I was asked by irrigation contractor Vinny Catoggio to test a new irrigation technology product on a recent project of mine. It’s called the Hunter Solar Sync by Hunter Industries. This device is connected to your Hunter sprinkler controller and will automatically adjust the watering based on changes in the weather. By using sensors built into a module that sits out in the open (Vinny mounted it on the rain gutter), the device gathers information on the amount of sun and the temperatures we’re getting. The resulting data is called evapotranspiration or ET. Simply put, this is the rate at which plants and grass use water. Using this data the device will automatically increase or decrease how long each sprinkler zone will run.
I say could be because for both Vinny and I this is a test. He’s setting it up on a few sites (including his own home) to see how the Hunter Solar Sync performs over a period of time and seasonal changes.

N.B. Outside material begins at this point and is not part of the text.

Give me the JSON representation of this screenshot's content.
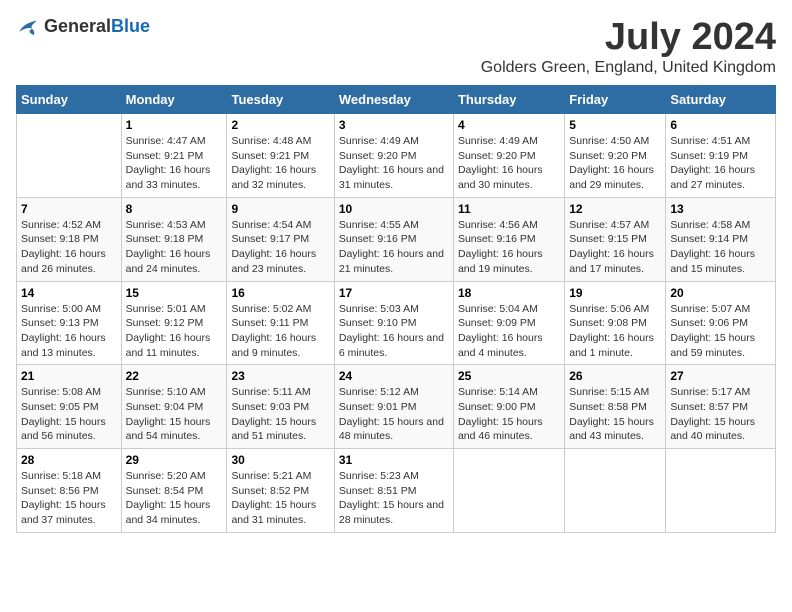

I’m going to be visiting my project site with some regularity and will monitor its performance too.
Typically I have the sprinkler controller mounted on the outside vs. in the garage or house. This helps the irrigation service people because they don’t have to rely on the customer being home. But for me it’s a major advantage in that I can make unscheduled visits to the property and adjust the controller as needed.

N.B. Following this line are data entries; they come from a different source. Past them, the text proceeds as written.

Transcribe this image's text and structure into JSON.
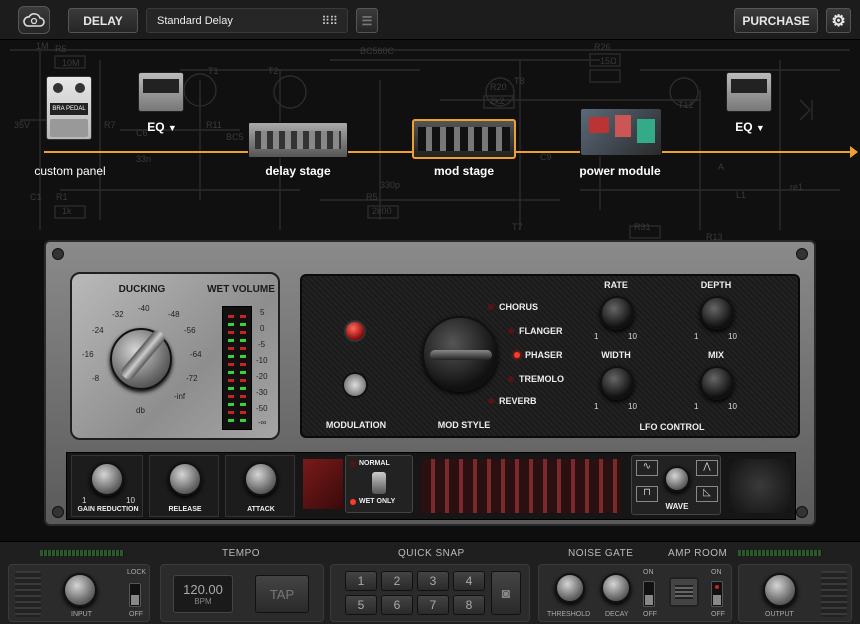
{
  "toolbar": {
    "mode_label": "DELAY",
    "preset_name": "Standard Delay",
    "purchase_label": "PURCHASE"
  },
  "chain": {
    "custom_panel_label": "custom panel",
    "eq_left_label": "EQ",
    "delay_stage_label": "delay stage",
    "mod_stage_label": "mod stage",
    "power_module_label": "power module",
    "eq_right_label": "EQ",
    "pedal_text": "BRA PEDAL",
    "schematic_labels": [
      "1M",
      "R5",
      "10M",
      "T1",
      "T2",
      "BC560C",
      "R26",
      "15Ω",
      "R20",
      "T8",
      "T12",
      "2k2",
      "35V",
      "R7",
      "R11",
      "C6",
      "33n",
      "BC5",
      "C1",
      "R1",
      "1k",
      "R5",
      "330p",
      "2k00",
      "C9",
      "T7",
      "R31",
      "A",
      "L1",
      "re1",
      "R13",
      "LS1",
      "BD139",
      "IRF540",
      "IRF9540"
    ]
  },
  "rack": {
    "ducking_title": "DUCKING",
    "wet_volume_title": "WET VOLUME",
    "ducking_scale": [
      "-40",
      "-32",
      "-24",
      "-16",
      "-8",
      "-48",
      "-56",
      "-64",
      "-72",
      "-inf"
    ],
    "ducking_unit": "db",
    "meter_scale": [
      "5",
      "0",
      "-5",
      "-10",
      "-20",
      "-30",
      "-50",
      "-∞"
    ],
    "modulation_label": "MODULATION",
    "mod_style_label": "MOD STYLE",
    "mod_styles": [
      "CHORUS",
      "FLANGER",
      "PHASER",
      "TREMOLO",
      "REVERB"
    ],
    "selected_style": "PHASER",
    "lfo_knobs": [
      {
        "label": "RATE",
        "min": "1",
        "max": "10"
      },
      {
        "label": "DEPTH",
        "min": "1",
        "max": "10"
      },
      {
        "label": "WIDTH",
        "min": "1",
        "max": "10"
      },
      {
        "label": "MIX",
        "min": "1",
        "max": "10"
      }
    ],
    "lfo_control_label": "LFO CONTROL",
    "lower": {
      "gain_reduction_label": "GAIN REDUCTION",
      "gain_min": "1",
      "gain_max": "10",
      "release_label": "RELEASE",
      "attack_label": "ATTACK",
      "normal_label": "NORMAL",
      "wet_only_label": "WET ONLY",
      "wave_label": "WAVE"
    }
  },
  "bottom": {
    "input_label": "INPUT",
    "lock_label": "LOCK",
    "off_label": "OFF",
    "tempo_title": "TEMPO",
    "tempo_value": "120.00",
    "tempo_unit": "BPM",
    "tap_label": "TAP",
    "quick_snap_title": "QUICK SNAP",
    "snaps": [
      "1",
      "2",
      "3",
      "4",
      "5",
      "6",
      "7",
      "8"
    ],
    "noise_gate_title": "NOISE GATE",
    "threshold_label": "THRESHOLD",
    "decay_label": "DECAY",
    "on_label": "ON",
    "amp_room_title": "AMP ROOM",
    "output_label": "OUTPUT"
  },
  "colors": {
    "accent": "#f0a030",
    "led_red": "#d22222",
    "meter_green": "#3ad13a"
  }
}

Irrigation is a key ingredient to a successful landscape, but to be successful and efficient it must have to components: 1) Proper design, and that’s a topic unto itself and 2) Seasonal & Climatic adjustments during the year. Beyond the obvious that a landscape has different water requirements in April and July and October, conditions such as rainfall, soil type, grades and plant varieties equally play into the formula. So any device that helps monitor and adjust to any of these variables is a plus in my book, but it has to do it well and consistently. Maybe the Hunter Solar Sync is such a device.